Ahora que ya sabes dónde está, ya estás preparada para realizar los ejercicios. También acostada en la cama, una camilla o encima de una esterilla, por ejemplo, inspira y expira de forma normal y, sobre todo, relájate.

Paso 3: Realiza las contracciones

Haz una contracción corta de unos dos segundos inhalando por la nariz y, posteriormente, relaja la musculatura durante unos diez segundos mientras exhalas por la boca. Repite este ejercicio entre diez y quince veces. Si lo haces más de una vez al día, es mejor hacerlo en momentos diferentes.

Ten en cuenta que estos ejercicios no deben doler ni mientras se realizan ni después de realizarlos. Si este fuera el caso, deberías dejar de hacerlos inmediatamente y consultarlo con un especialista.

Una vez ya domines la técnica, puedes aumentar la duración de las contracciones o incluso probar nuevas posturas. En lugar de tumbarte boca arriba, también puedes tumbarte de lado, boca abajo o hacerlo sentada en una silla, de cuatro patas o incluso de pie.

Recuerda que durante los ejercicios debes evitar:

  • Contraer los músculos abdominales o apretar los glúteos o la parte interior de los muslos.
  • Aguantar la respiración. Deberías respira con normalidad, inhalando por la nariz y exhalando por la boca.

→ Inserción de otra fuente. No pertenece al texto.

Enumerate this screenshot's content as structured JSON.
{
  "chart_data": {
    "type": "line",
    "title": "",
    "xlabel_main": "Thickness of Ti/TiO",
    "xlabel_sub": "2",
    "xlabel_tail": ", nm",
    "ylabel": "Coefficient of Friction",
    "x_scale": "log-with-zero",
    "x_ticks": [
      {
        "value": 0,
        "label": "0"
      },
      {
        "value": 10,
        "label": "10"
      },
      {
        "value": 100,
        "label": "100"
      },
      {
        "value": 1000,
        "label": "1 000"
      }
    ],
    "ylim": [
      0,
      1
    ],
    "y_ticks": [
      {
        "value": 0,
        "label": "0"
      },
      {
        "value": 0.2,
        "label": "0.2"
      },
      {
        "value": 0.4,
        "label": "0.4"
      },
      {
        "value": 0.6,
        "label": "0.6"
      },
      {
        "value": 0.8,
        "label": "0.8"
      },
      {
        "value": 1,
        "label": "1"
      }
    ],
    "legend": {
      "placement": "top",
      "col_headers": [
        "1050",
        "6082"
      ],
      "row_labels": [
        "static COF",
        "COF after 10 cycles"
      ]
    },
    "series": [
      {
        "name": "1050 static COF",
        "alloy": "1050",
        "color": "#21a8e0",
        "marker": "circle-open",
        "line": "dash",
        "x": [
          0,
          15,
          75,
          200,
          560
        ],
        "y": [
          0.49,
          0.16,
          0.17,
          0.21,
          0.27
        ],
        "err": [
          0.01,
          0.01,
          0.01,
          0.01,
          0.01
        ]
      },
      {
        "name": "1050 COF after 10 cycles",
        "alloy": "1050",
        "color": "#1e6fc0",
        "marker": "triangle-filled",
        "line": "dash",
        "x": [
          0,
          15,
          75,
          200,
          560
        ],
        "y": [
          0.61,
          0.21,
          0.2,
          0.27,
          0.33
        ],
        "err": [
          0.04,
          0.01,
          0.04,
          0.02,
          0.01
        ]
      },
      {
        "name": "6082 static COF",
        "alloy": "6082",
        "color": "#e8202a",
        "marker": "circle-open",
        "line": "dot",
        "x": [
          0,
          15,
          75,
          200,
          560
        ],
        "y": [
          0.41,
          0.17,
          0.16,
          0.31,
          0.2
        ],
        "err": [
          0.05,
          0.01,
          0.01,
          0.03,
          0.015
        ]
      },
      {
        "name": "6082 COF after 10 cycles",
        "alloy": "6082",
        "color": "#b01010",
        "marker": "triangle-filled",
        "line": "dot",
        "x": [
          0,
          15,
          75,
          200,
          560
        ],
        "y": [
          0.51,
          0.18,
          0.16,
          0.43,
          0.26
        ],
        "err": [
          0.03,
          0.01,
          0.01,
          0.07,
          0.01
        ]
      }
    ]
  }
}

Ejercicios de Kegel con bolas chinas

Las bolas chinas son un complemento ideal para los ejercicios. En nuestro blog, tenemos un artículo completo que puede ayudarte a elegir las mejores para ti. La verdad es que usar estas bolas es una de las formas más sencillas y efectivas de fortalecer tu suelo pélvico, porque puedes usarlas mientras realizas los ejercicios de Kegel o para hacer cualquier actividad cotidiana.

La cuestión de las bolas chinas es que, al tener en su interior una bola más pequeña, esta choca con la bola externa y hace que la vagina se contraiga de manera natural. Es decir, es como realizar los ejercicios de Kegel pero de manera pasiva, sin tener que pensarlo. Pero para que sea efectivo, debes estar en movimiento de forma que haya este choque entre las bolas.


En resumen, tanto si decides realizar los ejercicios por tu cuenta como si prefieres hacerlo con la ayuda de un profesional en suelo pélvico, utilizando las bolas chinas o pesas vaginales, en cuestión de semanas y con la práctica notarás una mejoría en tu fuerza pélvica y gozarás los beneficios de un suelo pélvico tonificado.